Signs of hope after the deluge

Wesley Mission Queensland aged-care chaplain Louisa Yu didn’t hesitate to put up her hand when UnitingCare Queensland put out a call for crisis staff to head to flood-stricken North Queensland. Dianne Jensen reports.

Louisa worked as a Red Cross volunteer after the 2004 tsunami in Sri Lanka and the 2008 earthquake in Sichuan, China, as well as experiencing the 2011 Brisbane flood. She’s also a candidate for the ministry of deacon in the Uniting Church.

“I’ve been reflecting that God is always calling me to be out in the community. When the suffering community is out there, then I’m willing to go,” she says. Louisa was on the plane the next day.

She spent two one-week stints in Townsville in the Lifeline Community Recovery Team before heading west to Cloncurry to reach isolated properties near Julia Creek, Richmond, and Hughenden. In early April she worked in Cloncurry, Winton, Corfield and Opalton.

“It’s eye-opening for city dwellers like us because the landscape is so vast, the damage so widespread,” says Louisa, describing the devastation of drought-stricken properties and extensive stock losses.

“They have kilometres and kilometres of fencing to fix before they can bring cattle in, that’s the most urgent task.”

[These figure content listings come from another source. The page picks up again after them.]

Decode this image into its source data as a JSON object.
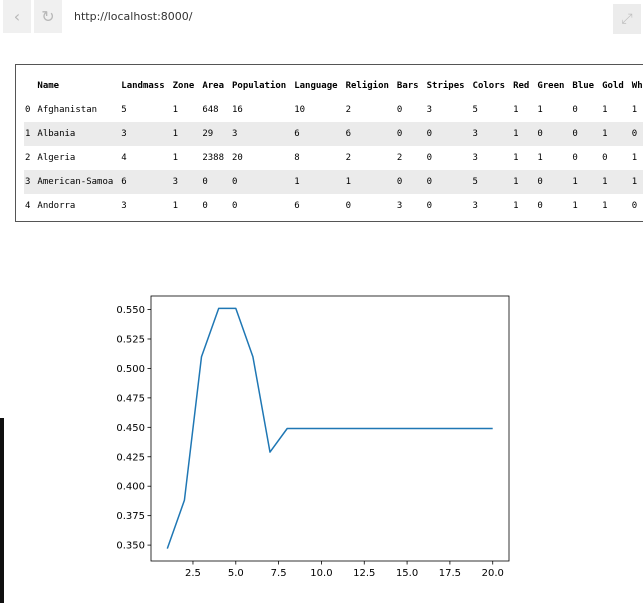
{
  "browser": {
    "back_icon": "‹",
    "reload_icon": "↻",
    "url": "http://localhost:8000/",
    "expand_icon": "⤢"
  },
  "dataframe": {
    "columns": [
      "",
      "Name",
      "Landmass",
      "Zone",
      "Area",
      "Population",
      "Language",
      "Religion",
      "Bars",
      "Stripes",
      "Colors",
      "Red",
      "Green",
      "Blue",
      "Gold",
      "White"
    ],
    "rows": [
      [
        "0",
        "Afghanistan",
        "5",
        "1",
        "648",
        "16",
        "10",
        "2",
        "0",
        "3",
        "5",
        "1",
        "1",
        "0",
        "1",
        "1"
      ],
      [
        "1",
        "Albania",
        "3",
        "1",
        "29",
        "3",
        "6",
        "6",
        "0",
        "0",
        "3",
        "1",
        "0",
        "0",
        "1",
        "0"
      ],
      [
        "2",
        "Algeria",
        "4",
        "1",
        "2388",
        "20",
        "8",
        "2",
        "2",
        "0",
        "3",
        "1",
        "1",
        "0",
        "0",
        "1"
      ],
      [
        "3",
        "American-Samoa",
        "6",
        "3",
        "0",
        "0",
        "1",
        "1",
        "0",
        "0",
        "5",
        "1",
        "0",
        "1",
        "1",
        "1"
      ],
      [
        "4",
        "Andorra",
        "3",
        "1",
        "0",
        "0",
        "6",
        "0",
        "3",
        "0",
        "3",
        "1",
        "0",
        "1",
        "1",
        "0"
      ]
    ]
  },
  "chart_data": {
    "type": "line",
    "x": [
      1,
      2,
      3,
      4,
      5,
      6,
      7,
      8,
      9,
      10,
      11,
      12,
      13,
      14,
      15,
      16,
      17,
      18,
      19,
      20
    ],
    "series": [
      {
        "values": [
          0.347,
          0.388,
          0.51,
          0.551,
          0.551,
          0.51,
          0.429,
          0.449,
          0.449,
          0.449,
          0.449,
          0.449,
          0.449,
          0.449,
          0.449,
          0.449,
          0.449,
          0.449,
          0.449,
          0.449
        ],
        "color": "#1f77b4"
      }
    ],
    "xticks": [
      "2.5",
      "5.0",
      "7.5",
      "10.0",
      "12.5",
      "15.0",
      "17.5",
      "20.0"
    ],
    "yticks": [
      "0.350",
      "0.375",
      "0.400",
      "0.425",
      "0.450",
      "0.475",
      "0.500",
      "0.525",
      "0.550"
    ],
    "xlim": [
      0.05,
      20.95
    ],
    "ylim": [
      0.3365,
      0.5615
    ],
    "grid": false
  }
}
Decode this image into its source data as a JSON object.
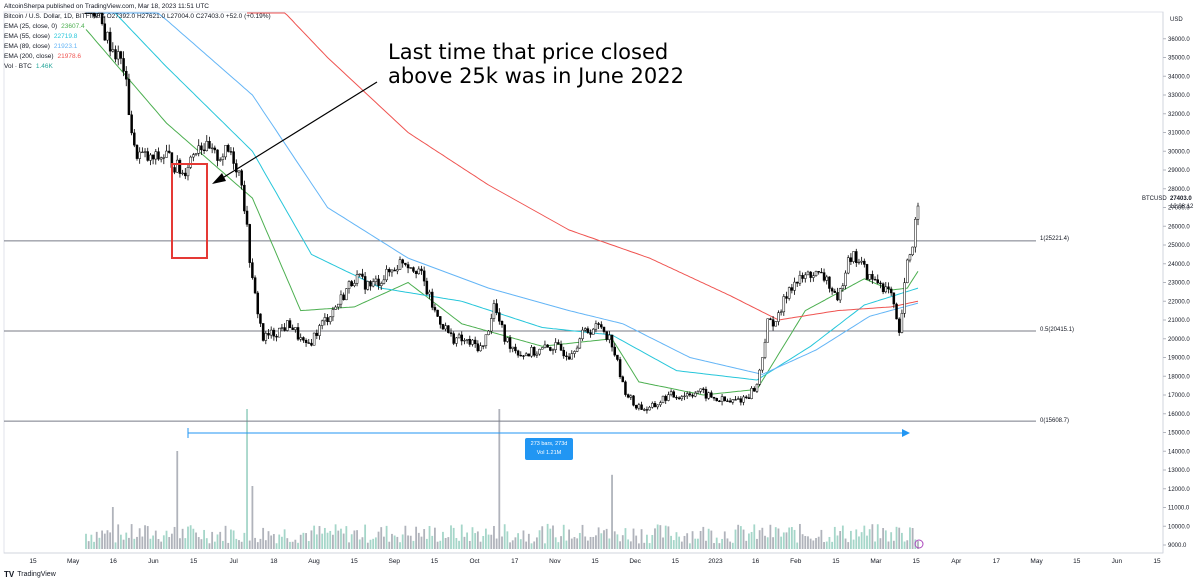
{
  "header": {
    "published_line": "AltcoinSherpa published on TradingView.com, Mar 18, 2023 11:51 UTC",
    "symbol_line": "Bitcoin / U.S. Dollar, 1D, BITFINEX  O27392.0  H27621.0  L27004.0  C27403.0  +52.0 (+0.19%)",
    "indicators": [
      {
        "label": "EMA (25, close, 0)",
        "value": "23607.4",
        "color": "#4caf50"
      },
      {
        "label": "EMA (55, close)",
        "value": "22719.8",
        "color": "#26c6da"
      },
      {
        "label": "EMA (89, close)",
        "value": "21923.1",
        "color": "#64b5f6"
      },
      {
        "label": "EMA (200, close)",
        "value": "21978.6",
        "color": "#ef5350"
      },
      {
        "label": "Vol · BTC",
        "value": "1.46K",
        "color": "#26a69a"
      }
    ]
  },
  "annotation": {
    "line1": "Last time that price closed",
    "line2": "above 25k was in June 2022"
  },
  "range_measure": {
    "line1": "273 bars, 273d",
    "line2": "Vol 1.21M"
  },
  "fib_labels": {
    "top": "1(25221.4)",
    "mid": "0.5(20415.1)",
    "bottom": "0(15608.7)"
  },
  "price_tag": {
    "symbol": "BTCUSD",
    "price": "27403.0",
    "countdown": "12:08:12"
  },
  "footer": {
    "brand": "TradingView"
  },
  "chart_data": {
    "type": "candlestick",
    "currency": "USD",
    "ylim": [
      9000,
      37000
    ],
    "y_ticks": [
      36000,
      35000,
      34000,
      33000,
      32000,
      31000,
      30000,
      29000,
      28000,
      27000,
      26000,
      25000,
      24000,
      23000,
      22000,
      21000,
      20000,
      19000,
      18000,
      17000,
      16000,
      15000,
      14000,
      13000,
      12000,
      11000,
      10000,
      9000
    ],
    "x_labels": [
      "15",
      "May",
      "16",
      "Jun",
      "15",
      "Jul",
      "18",
      "Aug",
      "15",
      "Sep",
      "15",
      "Oct",
      "17",
      "Nov",
      "15",
      "Dec",
      "15",
      "2023",
      "16",
      "Feb",
      "15",
      "Mar",
      "15",
      "Apr",
      "17",
      "May",
      "15",
      "Jun",
      "15"
    ],
    "horizontal_levels": [
      {
        "name": "1",
        "value": 25221.4
      },
      {
        "name": "0.5",
        "value": 20415.1
      },
      {
        "name": "0",
        "value": 15608.7
      }
    ],
    "price_path": [
      {
        "t": 0,
        "v": 38500
      },
      {
        "t": 8,
        "v": 36000
      },
      {
        "t": 14,
        "v": 34500
      },
      {
        "t": 18,
        "v": 30000
      },
      {
        "t": 24,
        "v": 29500
      },
      {
        "t": 30,
        "v": 29800
      },
      {
        "t": 36,
        "v": 28800
      },
      {
        "t": 42,
        "v": 30500
      },
      {
        "t": 48,
        "v": 29700
      },
      {
        "t": 54,
        "v": 30000
      },
      {
        "t": 58,
        "v": 28500
      },
      {
        "t": 62,
        "v": 23000
      },
      {
        "t": 64,
        "v": 21500
      },
      {
        "t": 66,
        "v": 20000
      },
      {
        "t": 70,
        "v": 20300
      },
      {
        "t": 76,
        "v": 20800
      },
      {
        "t": 82,
        "v": 19500
      },
      {
        "t": 88,
        "v": 20800
      },
      {
        "t": 94,
        "v": 21900
      },
      {
        "t": 100,
        "v": 23300
      },
      {
        "t": 106,
        "v": 22800
      },
      {
        "t": 112,
        "v": 23400
      },
      {
        "t": 118,
        "v": 24200
      },
      {
        "t": 124,
        "v": 23700
      },
      {
        "t": 130,
        "v": 21400
      },
      {
        "t": 136,
        "v": 20100
      },
      {
        "t": 142,
        "v": 19800
      },
      {
        "t": 148,
        "v": 19500
      },
      {
        "t": 152,
        "v": 21800
      },
      {
        "t": 156,
        "v": 20000
      },
      {
        "t": 162,
        "v": 19200
      },
      {
        "t": 168,
        "v": 19300
      },
      {
        "t": 174,
        "v": 19600
      },
      {
        "t": 180,
        "v": 19200
      },
      {
        "t": 186,
        "v": 20400
      },
      {
        "t": 192,
        "v": 20700
      },
      {
        "t": 196,
        "v": 19800
      },
      {
        "t": 200,
        "v": 17500
      },
      {
        "t": 204,
        "v": 16500
      },
      {
        "t": 210,
        "v": 16200
      },
      {
        "t": 216,
        "v": 16900
      },
      {
        "t": 222,
        "v": 17000
      },
      {
        "t": 228,
        "v": 17200
      },
      {
        "t": 234,
        "v": 16800
      },
      {
        "t": 240,
        "v": 16600
      },
      {
        "t": 246,
        "v": 16900
      },
      {
        "t": 250,
        "v": 17500
      },
      {
        "t": 254,
        "v": 20800
      },
      {
        "t": 258,
        "v": 21100
      },
      {
        "t": 262,
        "v": 22800
      },
      {
        "t": 266,
        "v": 23100
      },
      {
        "t": 270,
        "v": 23500
      },
      {
        "t": 276,
        "v": 23200
      },
      {
        "t": 280,
        "v": 21800
      },
      {
        "t": 284,
        "v": 24500
      },
      {
        "t": 288,
        "v": 24200
      },
      {
        "t": 292,
        "v": 23200
      },
      {
        "t": 296,
        "v": 23000
      },
      {
        "t": 300,
        "v": 22300
      },
      {
        "t": 303,
        "v": 20100
      },
      {
        "t": 306,
        "v": 24000
      },
      {
        "t": 308,
        "v": 25100
      },
      {
        "t": 310,
        "v": 27403
      }
    ],
    "ema_series": [
      {
        "name": "EMA (25, close, 0)",
        "color": "#4caf50",
        "points": [
          {
            "t": 0,
            "v": 36500
          },
          {
            "t": 30,
            "v": 31500
          },
          {
            "t": 62,
            "v": 27500
          },
          {
            "t": 80,
            "v": 21500
          },
          {
            "t": 100,
            "v": 21700
          },
          {
            "t": 120,
            "v": 23000
          },
          {
            "t": 140,
            "v": 20800
          },
          {
            "t": 170,
            "v": 19600
          },
          {
            "t": 196,
            "v": 20000
          },
          {
            "t": 206,
            "v": 17700
          },
          {
            "t": 230,
            "v": 17000
          },
          {
            "t": 250,
            "v": 17300
          },
          {
            "t": 268,
            "v": 21500
          },
          {
            "t": 290,
            "v": 23200
          },
          {
            "t": 300,
            "v": 22600
          },
          {
            "t": 306,
            "v": 22700
          },
          {
            "t": 310,
            "v": 23600
          }
        ]
      },
      {
        "name": "EMA (55, close)",
        "color": "#26c6da",
        "points": [
          {
            "t": 0,
            "v": 39000
          },
          {
            "t": 30,
            "v": 34500
          },
          {
            "t": 62,
            "v": 30000
          },
          {
            "t": 84,
            "v": 24500
          },
          {
            "t": 110,
            "v": 22700
          },
          {
            "t": 140,
            "v": 22000
          },
          {
            "t": 170,
            "v": 20600
          },
          {
            "t": 196,
            "v": 20200
          },
          {
            "t": 220,
            "v": 18300
          },
          {
            "t": 250,
            "v": 17800
          },
          {
            "t": 270,
            "v": 19600
          },
          {
            "t": 290,
            "v": 21800
          },
          {
            "t": 310,
            "v": 22700
          }
        ]
      },
      {
        "name": "EMA (89, close)",
        "color": "#64b5f6",
        "points": [
          {
            "t": 0,
            "v": 40500
          },
          {
            "t": 30,
            "v": 37000
          },
          {
            "t": 62,
            "v": 33000
          },
          {
            "t": 90,
            "v": 27000
          },
          {
            "t": 120,
            "v": 24300
          },
          {
            "t": 150,
            "v": 22700
          },
          {
            "t": 180,
            "v": 21500
          },
          {
            "t": 200,
            "v": 20800
          },
          {
            "t": 225,
            "v": 19000
          },
          {
            "t": 252,
            "v": 18100
          },
          {
            "t": 272,
            "v": 19400
          },
          {
            "t": 292,
            "v": 21200
          },
          {
            "t": 310,
            "v": 21900
          }
        ]
      },
      {
        "name": "EMA (200, close)",
        "color": "#ef5350",
        "points": [
          {
            "t": 60,
            "v": 39500
          },
          {
            "t": 90,
            "v": 35000
          },
          {
            "t": 120,
            "v": 31000
          },
          {
            "t": 150,
            "v": 28200
          },
          {
            "t": 180,
            "v": 25800
          },
          {
            "t": 210,
            "v": 24300
          },
          {
            "t": 240,
            "v": 22300
          },
          {
            "t": 258,
            "v": 21000
          },
          {
            "t": 280,
            "v": 21500
          },
          {
            "t": 300,
            "v": 21700
          },
          {
            "t": 310,
            "v": 22000
          }
        ]
      }
    ],
    "volume_spikes": [
      {
        "t": 34,
        "level": 0.7
      },
      {
        "t": 60,
        "level": 1.0
      },
      {
        "t": 154,
        "level": 1.0
      },
      {
        "t": 196,
        "level": 0.53
      },
      {
        "t": 62,
        "level": 0.45
      },
      {
        "t": 10,
        "level": 0.3
      },
      {
        "t": 300,
        "level": 0.12
      },
      {
        "t": 308,
        "level": 0.15
      }
    ]
  }
}
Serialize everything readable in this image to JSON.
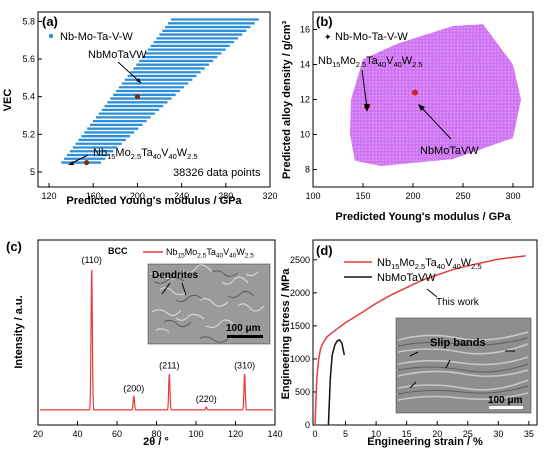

Working in teams of three with Department of Communities officers, crisis support officers like Louisa provided psychological first aid—conducting emotional and psychological assessment, short-term recovery plans and making referrals for practical support and counselling services.

“We call this ‘the holding space’, when we are there to listen and acknowledge their feelings,” she says. “You can’t provide a quick fix or give them a million dollars but just being there and explaining that we are here to support, and that help is available out there like Blaze Aid—we point them to little glimmers of hope and help them think through what they can do in the short term.”

Although reeling from the scale of the losses and the huge job ahead, Louisa says many people were reluctant to accept the vouchers offered by the crisis support officers.

“Initially a lot of our tough station owners are resistant to outside help; they say there are people who are worse than them out there. That actually brought tears to my eyes; there was this devastation in front of me and these beautiful people. They tell me, ‘Is there a bucket big enough to help everybody? I’m okay, leave it for others’.”